Habrán ido a veros muchos espectadores ilustres… Famosos hemos tenido todos, sólo el estreno estuvo lleno de compañeros.

Estaba pensando en los reyes, por ejemplo… Les hemos invitado, pero aún no han venido. Es que Burundanga es una obra muy popular, creo que los reyes van a excelencias teatrales, con otro tipo de espectáculos. Es una obra que toca un tema con el que los reyes quizá no se sintieran a gusto. Pero han venido muchos políticos.

¿Aún dicen a menudo eso de 'mucha mierda'? Yo lo he cambiado por 'mucho parking lleno', porque ya no se cagan los caballos y las funciones son en el centro… si pone parking lleno, teatro lleno (risas).

¿Cómo hace para no perder la fuerza o la ilusión tras diez años haciendo el mismo texto? Llegó un momento en el que decidí darle rienda suelta al personaje y entonces yo dejé de salir al escenario, el que sale es mi personaje. Físicamente estoy yo, pero no hablo yo, dejo que el personaje tenga su propia vida y yo me quedo fuera, eso me desintoxica bastante.

¿El sueldo lo reparten? El sueldo me lo quedo yo, lo siento. Total, a él le encanta salir sin mi control.

Pandemia, crisis…y el teatro sigue saliendo a delante, ¿es inmortal? El teatro lleva unos 3.500 años en crisis y no va a perder ahora esa costumbre. Supera las crisis y como empezó en Grecia el verdadero sentido de la palabra crisis es crecimiento, así que después de una pandemia y una crisis… el teatro vuelve a crecer.

¿Compensa el oficio de actor, lo recomendaría? Le daría claves a cualquiera para que descubriera sus sentimientos. El teatro es artístico y es netamente vocacional, hay que sentirlo. Y si lo sientes ya no te preocupa lo demás. A unos les va mejor, a otros menos bien y a otros mal.
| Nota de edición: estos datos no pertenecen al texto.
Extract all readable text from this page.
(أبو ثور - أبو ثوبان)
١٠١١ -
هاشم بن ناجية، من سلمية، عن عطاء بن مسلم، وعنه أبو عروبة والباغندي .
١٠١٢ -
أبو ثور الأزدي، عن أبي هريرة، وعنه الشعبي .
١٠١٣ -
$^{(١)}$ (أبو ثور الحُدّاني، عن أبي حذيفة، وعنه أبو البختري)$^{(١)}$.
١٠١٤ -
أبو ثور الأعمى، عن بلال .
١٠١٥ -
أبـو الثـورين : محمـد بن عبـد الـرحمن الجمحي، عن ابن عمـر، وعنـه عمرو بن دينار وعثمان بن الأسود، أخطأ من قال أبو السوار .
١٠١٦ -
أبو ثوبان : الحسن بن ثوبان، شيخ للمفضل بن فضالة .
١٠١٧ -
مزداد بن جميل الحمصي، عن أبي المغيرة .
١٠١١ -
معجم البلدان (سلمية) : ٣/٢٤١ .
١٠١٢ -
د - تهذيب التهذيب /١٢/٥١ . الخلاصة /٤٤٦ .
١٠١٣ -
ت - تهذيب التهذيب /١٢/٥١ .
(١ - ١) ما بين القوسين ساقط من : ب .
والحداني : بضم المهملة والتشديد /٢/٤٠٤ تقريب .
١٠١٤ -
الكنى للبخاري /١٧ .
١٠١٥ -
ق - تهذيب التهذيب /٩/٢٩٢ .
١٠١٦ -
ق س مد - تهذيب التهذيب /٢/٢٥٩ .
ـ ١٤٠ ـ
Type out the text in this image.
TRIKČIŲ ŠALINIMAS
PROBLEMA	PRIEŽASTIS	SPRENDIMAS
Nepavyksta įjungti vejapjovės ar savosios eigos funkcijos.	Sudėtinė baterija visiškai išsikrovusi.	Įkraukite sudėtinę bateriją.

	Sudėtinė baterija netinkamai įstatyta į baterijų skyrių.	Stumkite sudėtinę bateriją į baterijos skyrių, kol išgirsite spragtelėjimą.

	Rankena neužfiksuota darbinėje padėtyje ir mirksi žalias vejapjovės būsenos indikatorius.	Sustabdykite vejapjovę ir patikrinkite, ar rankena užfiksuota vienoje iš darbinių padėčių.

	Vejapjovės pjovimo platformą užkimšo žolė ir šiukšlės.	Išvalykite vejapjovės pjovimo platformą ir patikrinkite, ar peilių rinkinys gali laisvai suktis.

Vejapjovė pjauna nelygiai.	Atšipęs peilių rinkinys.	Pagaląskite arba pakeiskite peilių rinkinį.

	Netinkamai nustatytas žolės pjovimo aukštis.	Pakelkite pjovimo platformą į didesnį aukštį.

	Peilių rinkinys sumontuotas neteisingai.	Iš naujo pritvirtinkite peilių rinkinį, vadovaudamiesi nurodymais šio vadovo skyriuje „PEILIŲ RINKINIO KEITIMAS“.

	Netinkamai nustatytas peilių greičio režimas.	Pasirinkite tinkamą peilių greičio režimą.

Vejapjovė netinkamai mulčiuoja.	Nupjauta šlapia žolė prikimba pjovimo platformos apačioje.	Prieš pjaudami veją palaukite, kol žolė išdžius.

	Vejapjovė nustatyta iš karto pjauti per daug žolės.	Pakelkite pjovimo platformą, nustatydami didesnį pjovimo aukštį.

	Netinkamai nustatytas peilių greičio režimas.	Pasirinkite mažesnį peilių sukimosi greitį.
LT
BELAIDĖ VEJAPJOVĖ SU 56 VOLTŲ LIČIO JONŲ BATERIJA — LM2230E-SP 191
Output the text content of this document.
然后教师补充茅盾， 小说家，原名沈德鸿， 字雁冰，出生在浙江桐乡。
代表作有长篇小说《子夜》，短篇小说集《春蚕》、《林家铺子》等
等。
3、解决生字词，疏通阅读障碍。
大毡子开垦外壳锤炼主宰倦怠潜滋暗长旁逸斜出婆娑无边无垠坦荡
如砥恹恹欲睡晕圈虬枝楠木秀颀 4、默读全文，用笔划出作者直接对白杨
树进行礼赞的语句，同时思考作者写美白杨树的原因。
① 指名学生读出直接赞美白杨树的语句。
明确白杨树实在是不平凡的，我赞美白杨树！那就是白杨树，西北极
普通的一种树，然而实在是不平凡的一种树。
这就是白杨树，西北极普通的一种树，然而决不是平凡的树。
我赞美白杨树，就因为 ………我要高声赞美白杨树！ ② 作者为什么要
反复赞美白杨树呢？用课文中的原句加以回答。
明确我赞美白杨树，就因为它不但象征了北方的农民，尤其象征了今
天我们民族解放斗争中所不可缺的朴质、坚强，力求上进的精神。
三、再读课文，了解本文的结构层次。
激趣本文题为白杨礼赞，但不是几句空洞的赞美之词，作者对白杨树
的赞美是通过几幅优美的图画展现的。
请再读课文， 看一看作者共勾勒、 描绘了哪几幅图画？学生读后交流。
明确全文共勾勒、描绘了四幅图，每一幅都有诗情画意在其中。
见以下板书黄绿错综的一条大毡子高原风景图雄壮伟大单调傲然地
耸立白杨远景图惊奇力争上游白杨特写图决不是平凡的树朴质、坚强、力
He visto muchos actores y actrices a lo largo de mi carrera que dejaron la profesión y ahora son excelentes profesionales en otros ámbitos. A cualquiera que se planteara ser actor le preguntaría ¿qué sientes? Y si lo que siente es necesidad, adelante.

¿Cómo comenzó usted en este oficio? Yo soy de un pueblo de Alicante, Dolores. Mi madre y mi tía hacían teatro musical y en más de una ocasión a mí me subían al escenario donde yo hacía de raterillo en una zarzuela. Y ahí me relacioné con este mundo, con las sensaciones, con la conexión con el público. Hacer gozar a los espectadores me parecía algo muy noble. Hice mi primera obra de teatro a los quince años en los Salesianos. Hice un grupo de rock… y después vine a Madrid y lo primero que hice fue ingresar en el cuadro de actores de Radio Madrid.